Public school raised me in the veneration of Martin Luther King, but I’m now either too politically informed or cynically corrupted to miss that public veneration is always a melange of promoting the saint and promoting the parts of his message that advance our own ends, regardless of what we leave off or even distort.

Two crucial elements of MLK’s appeal were his defense of a colorblind society and his framing of liberation in Americano-Christian structures. These were foregrounded in his “I Have a Dream” speech, which we watched repeatedly, displayed on walls, and could invoke for sacred effect.

Both elements died. Colorblindness was replaced with diversity and the Enlightenment-Constitutionalism was dropped for a structuralist false consciousness theory (e.g. “oppression” or “privilege”). This creates difficulties in understanding what sort of continuity we can claim with MLK. For us, skin color is a principle for judging personal worth, even if the judgment is a ready-made “celebrate!” Diversity ends segregation in one important sense (no separate drinking fountains) but it preserves the fundamental apartness of races, even if they are now all in the same room together.  The structuralism makes any evaluation of success or historical continuity difficult: we know what ending segregated drinking fountains or lunch counters would look like, but ending privilege?   We are pretty good at figuring out what is unjust in a sign saying “Whites Only”, but it is a good deal harder to make determinations about justice or injustice when the relevant moral information can’t be summarized on a two-word sign, say, in a police shooting.

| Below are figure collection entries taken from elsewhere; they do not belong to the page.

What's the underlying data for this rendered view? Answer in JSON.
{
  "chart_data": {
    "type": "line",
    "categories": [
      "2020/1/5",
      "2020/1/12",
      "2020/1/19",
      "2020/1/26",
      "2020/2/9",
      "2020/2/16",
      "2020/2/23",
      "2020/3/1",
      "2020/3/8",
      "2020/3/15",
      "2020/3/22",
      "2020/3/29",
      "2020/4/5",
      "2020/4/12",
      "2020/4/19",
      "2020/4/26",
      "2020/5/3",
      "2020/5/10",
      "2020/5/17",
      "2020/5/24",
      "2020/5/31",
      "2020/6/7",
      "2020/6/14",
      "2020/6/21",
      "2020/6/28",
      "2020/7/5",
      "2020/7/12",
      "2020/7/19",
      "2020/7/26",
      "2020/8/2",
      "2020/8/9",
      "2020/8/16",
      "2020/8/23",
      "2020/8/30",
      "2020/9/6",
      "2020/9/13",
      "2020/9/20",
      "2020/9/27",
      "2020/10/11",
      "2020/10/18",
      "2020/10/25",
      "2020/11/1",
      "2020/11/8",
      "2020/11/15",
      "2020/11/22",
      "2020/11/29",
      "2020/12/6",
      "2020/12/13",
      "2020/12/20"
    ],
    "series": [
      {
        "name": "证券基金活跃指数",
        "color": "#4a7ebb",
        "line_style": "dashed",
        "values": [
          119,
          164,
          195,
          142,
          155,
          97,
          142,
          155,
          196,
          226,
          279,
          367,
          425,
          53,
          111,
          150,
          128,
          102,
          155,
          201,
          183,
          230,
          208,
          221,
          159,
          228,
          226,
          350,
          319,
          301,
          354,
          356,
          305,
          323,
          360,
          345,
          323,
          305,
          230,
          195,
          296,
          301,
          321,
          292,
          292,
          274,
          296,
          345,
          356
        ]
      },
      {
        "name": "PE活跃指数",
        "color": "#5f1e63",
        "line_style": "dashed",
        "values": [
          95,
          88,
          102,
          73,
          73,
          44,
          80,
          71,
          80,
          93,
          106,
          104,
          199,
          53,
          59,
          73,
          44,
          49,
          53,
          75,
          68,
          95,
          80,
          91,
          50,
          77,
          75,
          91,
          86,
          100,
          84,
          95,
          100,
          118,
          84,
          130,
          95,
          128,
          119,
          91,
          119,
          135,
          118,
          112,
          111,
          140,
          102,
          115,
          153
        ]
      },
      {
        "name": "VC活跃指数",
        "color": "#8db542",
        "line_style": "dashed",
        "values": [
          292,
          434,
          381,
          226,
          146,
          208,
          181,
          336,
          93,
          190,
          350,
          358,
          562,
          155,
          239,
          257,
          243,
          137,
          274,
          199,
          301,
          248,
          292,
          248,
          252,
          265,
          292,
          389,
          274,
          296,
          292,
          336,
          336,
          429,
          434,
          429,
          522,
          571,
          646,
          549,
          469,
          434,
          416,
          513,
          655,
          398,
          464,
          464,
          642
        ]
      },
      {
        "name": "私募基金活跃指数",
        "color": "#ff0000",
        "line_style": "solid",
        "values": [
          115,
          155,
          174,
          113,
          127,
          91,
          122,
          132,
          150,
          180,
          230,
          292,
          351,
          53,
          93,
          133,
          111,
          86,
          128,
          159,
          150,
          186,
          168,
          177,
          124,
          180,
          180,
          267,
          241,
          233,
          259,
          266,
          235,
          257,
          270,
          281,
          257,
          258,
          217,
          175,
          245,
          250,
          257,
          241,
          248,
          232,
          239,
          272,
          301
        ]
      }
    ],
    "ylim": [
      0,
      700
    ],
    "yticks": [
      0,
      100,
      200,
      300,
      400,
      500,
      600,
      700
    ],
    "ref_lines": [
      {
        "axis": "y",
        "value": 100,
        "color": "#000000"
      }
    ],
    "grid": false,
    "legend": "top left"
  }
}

In fact, the focus on police actions in the last ten years complicates the question of racial justice by locating it in a place where relations are designed in advance to be asymmetrical. Police have sovereign or governmental immunity from tort claims. What would count as negligence or brutality for a man on the street doesn’t count as brutality for a cop, and this isn’t due to some oversight or desire to create oppressor-oppressed structures.